I had met both quite frequently over the years and thankfully they both replied within a matter of days, expressing their interest and offering what help they could. Both of them took me to task over my misspelling of the Edmondson name in exactly the same words my grandmother, my mother and my aunt has used "Edmondson is spelt with an 'o' and not a 'u'," a lesson which they had obviously learnt as children. They both outlined Grandma's immediate family - parents and siblings, for both their mother's had been Grandma's sisters, together with details of their marriages and their children. But still I did not know the whereabouts of Hoghton Extwistle, except the fact that the family had lived at Extwistle Hall, near to Worsthorne, another name I recalled from Grandma's stories - and so, the very next day, complete with a map, I set out on a journey, which whilst completely new to me at that time, became a very familiar one over the next few years.

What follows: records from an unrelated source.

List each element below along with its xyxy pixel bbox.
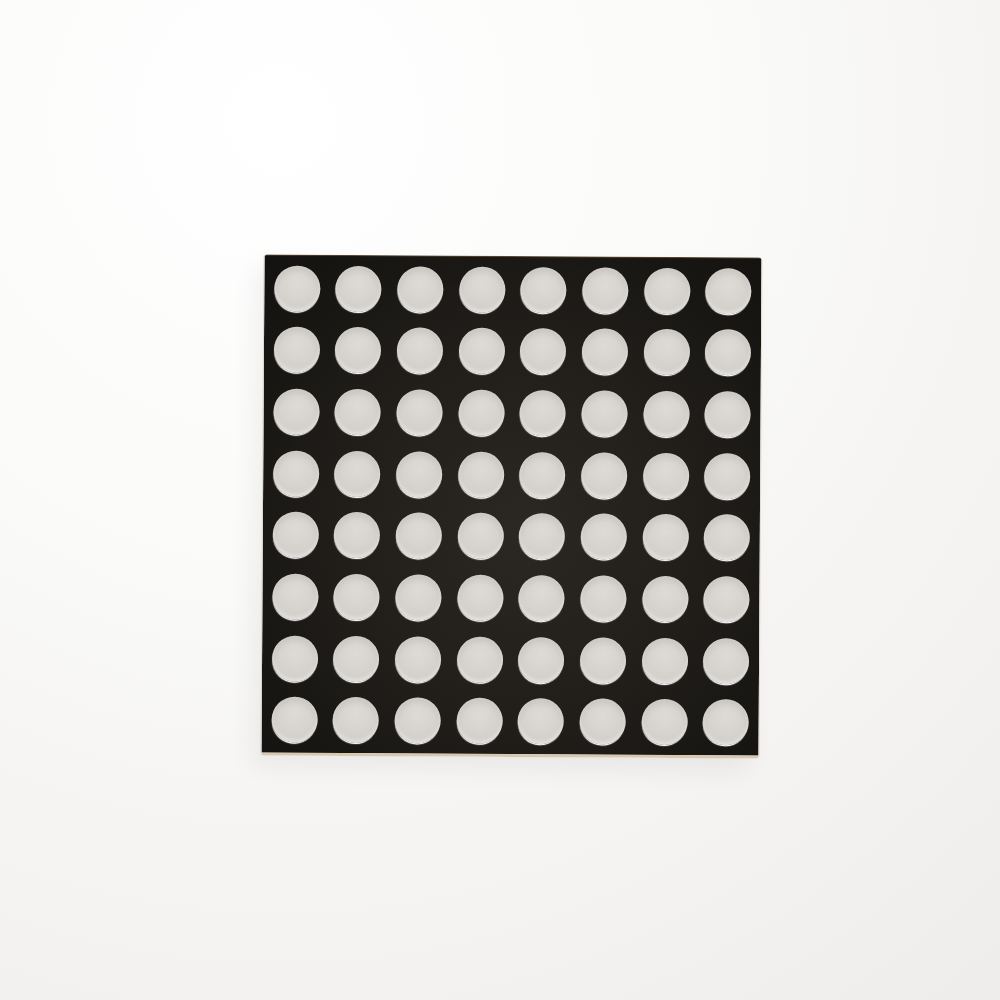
led-cell-r8-c8	[695, 692, 757, 754]
led-dot-off-r4-c8	[704, 453, 750, 499]
led-cell-r1-c3	[389, 258, 451, 320]
led-dot-off-r8-c4	[456, 698, 502, 744]
led-cell-r2-c5	[512, 321, 574, 383]
led-cell-r1-c4	[451, 259, 513, 321]
led-cell-r4-c2	[327, 443, 389, 505]
led-dot-off-r1-c7	[644, 268, 690, 314]
led-cell-r4-c5	[512, 444, 574, 506]
led-cell-r5-c3	[388, 505, 450, 567]
led-dot-off-r3-c7	[643, 391, 689, 437]
led-dot-off-r8-c2	[333, 697, 379, 743]
led-dot-off-r5-c8	[704, 514, 750, 560]
led-dot-off-r2-c7	[643, 329, 689, 375]
led-dot-off-r2-c6	[582, 329, 628, 375]
led-cell-r5-c6	[573, 506, 635, 568]
led-dot-off-r6-c5	[519, 575, 565, 621]
led-cell-r8-c3	[387, 690, 449, 752]
led-cell-r7-c7	[634, 630, 696, 692]
led-cell-r7-c8	[695, 630, 757, 692]
led-cell-r2-c6	[574, 321, 636, 383]
led-dot-off-r1-c5	[520, 267, 566, 313]
led-dot-off-r8-c8	[703, 699, 749, 745]
led-cell-r4-c8	[696, 445, 758, 507]
led-cell-r8-c5	[510, 690, 572, 752]
led-dot-off-r7-c8	[703, 638, 749, 684]
led-dot-off-r2-c5	[520, 328, 566, 374]
led-dot-off-r5-c3	[396, 513, 442, 559]
led-cell-r3-c1	[265, 381, 327, 443]
led-cell-r3-c2	[327, 381, 389, 443]
led-cell-r1-c7	[636, 260, 698, 322]
led-cell-r7-c3	[387, 628, 449, 690]
led-dot-off-r4-c6	[581, 452, 627, 498]
led-cell-r8-c4	[448, 690, 510, 752]
led-dot-off-r4-c4	[458, 451, 504, 497]
led-cell-r6-c1	[264, 566, 326, 628]
led-cell-r1-c8	[698, 260, 760, 322]
led-cell-r6-c6	[572, 568, 634, 630]
led-cell-r4-c4	[450, 443, 512, 505]
led-dot-off-r6-c4	[457, 575, 503, 621]
led-dot-off-r6-c2	[334, 574, 380, 620]
led-dot-off-r2-c4	[458, 328, 504, 374]
led-cell-r5-c7	[634, 506, 696, 568]
led-cell-r8-c2	[325, 689, 387, 751]
led-dot-off-r2-c1	[274, 327, 320, 373]
led-matrix-module	[261, 254, 761, 758]
led-dot-off-r5-c4	[457, 513, 503, 559]
led-dot-off-r5-c1	[272, 512, 318, 558]
led-dot-off-r8-c3	[395, 697, 441, 743]
led-cell-r2-c4	[451, 320, 513, 382]
led-cell-r5-c2	[326, 504, 388, 566]
led-dot-off-r3-c3	[396, 389, 442, 435]
led-cell-r3-c8	[697, 383, 759, 445]
led-dot-off-r6-c6	[580, 575, 626, 621]
led-dot-off-r3-c4	[458, 390, 504, 436]
led-cell-r3-c4	[450, 382, 512, 444]
led-dot-off-r3-c8	[705, 391, 751, 437]
led-dot-off-r2-c8	[705, 330, 751, 376]
led-cell-r4-c3	[388, 443, 450, 505]
led-cell-r5-c1	[265, 504, 327, 566]
led-cell-r1-c6	[574, 259, 636, 321]
led-dot-off-r6-c8	[703, 576, 749, 622]
led-dot-off-r7-c6	[580, 637, 626, 683]
led-cell-r7-c1	[264, 627, 326, 689]
led-cell-r4-c1	[265, 442, 327, 504]
led-cell-r5-c8	[696, 507, 758, 569]
led-dot-off-r7-c5	[518, 637, 564, 683]
led-dot-off-r7-c3	[395, 636, 441, 682]
led-cell-r2-c3	[389, 320, 451, 382]
led-cell-r2-c8	[697, 322, 759, 384]
led-cell-r3-c7	[635, 383, 697, 445]
led-cell-r2-c2	[327, 319, 389, 381]
led-cell-r6-c4	[449, 567, 511, 629]
led-cell-r1-c2	[328, 258, 390, 320]
led-dot-off-r4-c2	[334, 451, 380, 497]
led-cell-r8-c6	[572, 691, 634, 753]
led-cell-r4-c6	[573, 444, 635, 506]
led-dot-off-r4-c1	[273, 450, 319, 496]
led-dot-off-r8-c5	[518, 698, 564, 744]
led-cell-r3-c5	[512, 382, 574, 444]
led-cell-r8-c1	[264, 689, 326, 751]
led-dot-off-r1-c6	[582, 267, 628, 313]
led-cell-r5-c5	[511, 506, 573, 568]
led-dot-off-r8-c1	[271, 697, 317, 743]
led-cell-r8-c7	[633, 691, 695, 753]
led-cell-r4-c7	[635, 445, 697, 507]
led-cell-r7-c6	[572, 629, 634, 691]
led-dot-off-r3-c6	[581, 390, 627, 436]
led-dot-off-r3-c1	[273, 389, 319, 435]
led-cell-r2-c1	[266, 319, 328, 381]
led-cell-r1-c5	[513, 259, 575, 321]
led-cell-r6-c8	[696, 568, 758, 630]
led-dot-off-r2-c3	[397, 328, 443, 374]
led-dot-off-r1-c2	[336, 266, 382, 312]
led-dot-off-r1-c8	[705, 268, 751, 314]
led-dot-off-r5-c5	[519, 513, 565, 559]
led-dot-off-r4-c3	[396, 451, 442, 497]
led-dot-off-r6-c3	[395, 574, 441, 620]
led-dot-off-r5-c6	[581, 514, 627, 560]
led-grid	[261, 255, 761, 755]
led-dot-off-r1-c4	[459, 266, 505, 312]
led-dot-off-r8-c7	[641, 699, 687, 745]
led-dot-off-r5-c2	[334, 512, 380, 558]
led-dot-off-r4-c7	[643, 452, 689, 498]
led-cell-r6-c7	[634, 568, 696, 630]
led-dot-off-r8-c6	[579, 699, 625, 745]
led-dot-off-r5-c7	[642, 514, 688, 560]
led-dot-off-r3-c2	[335, 389, 381, 435]
led-cell-r7-c4	[449, 628, 511, 690]
photo-background	[0, 0, 1000, 1000]
led-dot-off-r1-c3	[397, 266, 443, 312]
led-cell-r7-c5	[510, 629, 572, 691]
led-dot-off-r7-c4	[457, 636, 503, 682]
led-dot-off-r6-c1	[272, 573, 318, 619]
led-dot-off-r4-c5	[519, 452, 565, 498]
led-cell-r7-c2	[326, 628, 388, 690]
led-cell-r3-c3	[389, 381, 451, 443]
led-dot-off-r6-c7	[642, 576, 688, 622]
led-cell-r2-c7	[636, 321, 698, 383]
led-dot-off-r2-c2	[335, 327, 381, 373]
led-cell-r6-c5	[511, 567, 573, 629]
led-dot-off-r7-c1	[272, 635, 318, 681]
led-dot-off-r7-c2	[333, 635, 379, 681]
led-dot-off-r3-c5	[520, 390, 566, 436]
led-cell-r3-c6	[574, 383, 636, 445]
led-cell-r6-c3	[388, 566, 450, 628]
led-cell-r5-c4	[450, 505, 512, 567]
led-cell-r6-c2	[326, 566, 388, 628]
led-cell-r1-c1	[266, 257, 328, 319]
led-dot-off-r7-c7	[641, 637, 687, 683]
led-dot-off-r1-c1	[274, 265, 320, 311]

I stumbled upon Worsthorne more by luck than good management and was immediately transported back in time. An atmosphere of peace and calm pervaded the whole village so that it appeared as one with the beautiful moorland which surrounded it, and as one would expect, the church of St John the Evangelist stood in the centre of the village with narrow moorland roads radiating from the church, towards Cliviger, Hustwood, Extwistle and Burnley. The trees surrounding the church were at their best verdant green and the sun was shining brightly as I looked around the churchyard, hoping to find some family graves - but without success, but not surprising as I really didn't know what I was looking for.

Feeling slightly disappointed at this early failure, I took the road leading to Roggerham and Extwistle. Within a few yards of leaving the centre of the village, the road became very narrow and winding, so much so that I was praying I would not meet any traffic coming in the opposite direction. After a few meandering miles and whilst slowing to a snail's pace to negotiate a sharp right hand bend, my attention was caught by a dilapidated sign hanging drunkenly and barely readable, but which, on closer inspection, pointed the way to Extwistle Hall.

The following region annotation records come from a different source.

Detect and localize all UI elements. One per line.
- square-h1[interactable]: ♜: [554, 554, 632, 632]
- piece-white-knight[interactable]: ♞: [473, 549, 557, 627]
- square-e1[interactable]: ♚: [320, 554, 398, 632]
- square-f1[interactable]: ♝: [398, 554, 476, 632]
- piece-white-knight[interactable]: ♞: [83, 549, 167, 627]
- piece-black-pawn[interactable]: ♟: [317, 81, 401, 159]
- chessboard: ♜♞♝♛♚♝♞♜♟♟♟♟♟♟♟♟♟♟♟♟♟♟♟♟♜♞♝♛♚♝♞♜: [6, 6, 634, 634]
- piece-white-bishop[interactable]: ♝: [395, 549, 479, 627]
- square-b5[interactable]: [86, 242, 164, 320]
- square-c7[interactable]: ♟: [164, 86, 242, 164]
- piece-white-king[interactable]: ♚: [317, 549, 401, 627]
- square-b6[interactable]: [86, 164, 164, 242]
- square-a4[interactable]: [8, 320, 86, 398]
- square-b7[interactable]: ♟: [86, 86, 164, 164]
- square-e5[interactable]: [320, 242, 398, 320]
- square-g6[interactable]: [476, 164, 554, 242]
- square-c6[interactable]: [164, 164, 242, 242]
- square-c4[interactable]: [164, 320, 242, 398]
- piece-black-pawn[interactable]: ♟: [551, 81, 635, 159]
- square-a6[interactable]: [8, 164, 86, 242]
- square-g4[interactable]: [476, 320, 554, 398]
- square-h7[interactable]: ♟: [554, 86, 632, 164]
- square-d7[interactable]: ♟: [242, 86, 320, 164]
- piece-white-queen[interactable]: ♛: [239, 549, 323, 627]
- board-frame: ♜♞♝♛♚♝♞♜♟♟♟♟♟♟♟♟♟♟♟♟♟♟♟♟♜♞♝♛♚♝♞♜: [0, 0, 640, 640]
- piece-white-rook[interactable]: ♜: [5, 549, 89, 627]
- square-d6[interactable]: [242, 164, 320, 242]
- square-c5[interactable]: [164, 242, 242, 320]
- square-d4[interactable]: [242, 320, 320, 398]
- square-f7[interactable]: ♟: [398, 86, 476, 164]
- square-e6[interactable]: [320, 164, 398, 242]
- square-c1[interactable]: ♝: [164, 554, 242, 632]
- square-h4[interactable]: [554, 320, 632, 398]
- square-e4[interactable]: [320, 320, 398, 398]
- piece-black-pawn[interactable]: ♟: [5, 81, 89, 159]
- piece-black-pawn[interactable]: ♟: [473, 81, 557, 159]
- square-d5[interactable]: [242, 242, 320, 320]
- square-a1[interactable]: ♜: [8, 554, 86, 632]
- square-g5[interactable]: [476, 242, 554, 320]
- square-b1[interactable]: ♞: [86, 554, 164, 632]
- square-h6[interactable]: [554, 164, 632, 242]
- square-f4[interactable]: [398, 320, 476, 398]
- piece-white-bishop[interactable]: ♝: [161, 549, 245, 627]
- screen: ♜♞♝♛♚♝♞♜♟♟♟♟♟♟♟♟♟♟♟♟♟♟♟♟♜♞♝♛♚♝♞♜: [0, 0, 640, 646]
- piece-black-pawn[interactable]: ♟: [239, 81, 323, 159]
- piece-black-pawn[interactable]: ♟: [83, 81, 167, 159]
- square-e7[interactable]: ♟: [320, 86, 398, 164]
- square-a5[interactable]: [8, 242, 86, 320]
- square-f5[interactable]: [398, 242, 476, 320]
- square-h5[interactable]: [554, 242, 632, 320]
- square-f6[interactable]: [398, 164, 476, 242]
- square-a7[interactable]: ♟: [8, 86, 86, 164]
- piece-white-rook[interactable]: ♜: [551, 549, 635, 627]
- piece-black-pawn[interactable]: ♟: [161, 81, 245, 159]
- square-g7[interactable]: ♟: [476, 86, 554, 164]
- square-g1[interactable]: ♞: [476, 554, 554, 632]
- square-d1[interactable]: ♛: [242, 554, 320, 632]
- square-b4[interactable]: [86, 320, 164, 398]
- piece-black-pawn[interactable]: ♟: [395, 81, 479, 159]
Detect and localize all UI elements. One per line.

I parked the car, leashed the dog, and started out along the rutted farm track towards the Hall. As I walked, the sun disappeared behind the gathering clouds and I could hear the first rumblings of thunder in the distance. It got darker and darker as the dark clouds gathered round the moors and suddenly the atmosphere seemed changed and quite evil as the first heavy spots of rain came down and the wind gathered in strength. The dog, a normally boisterous youngster, tucked herself as close to my legs as she could get and I had begun to feel that there was more to Grandma's stories of ghosts and boggarts than simply fairy tales.

Suddenly and without warning I came upon the Hall. It materialised through the grey gloom, a sad and desolate monument to the past and as I looked around for somewhere to take shelter from the heavy rain, a voice hailed me from out of nowhere. It seemed a bit too loud and a bit too earthy to be that of Lady Alice, though I would not have been at all surprised to see her watching me through the window - it was in fact the farmer who was milking his herd and who invited me into his shippon to get out of the storm.

We talked at some length and being a local man, he had heard a little of the Edmondsons. He pointed towards another house some two hundred yards distance and there stood Hoghton Farm, my grandmother's birth place, standing square and firm, its foundations anchored deep in the bedrock of Extwistle Moor.

Almost as quickly as it had begun the storm abated and after expressing my thanks to the farmer, we made our way back to the car. Worsthorne was as I had left it some hours before, warm and peaceful in the late afternoon sun and as I pointed the car in the direction of Burnley and home, I knew that I would continue my investigations into the lives of my ancestors who had lived, laughed and loved on those high, wild moors above Burnley.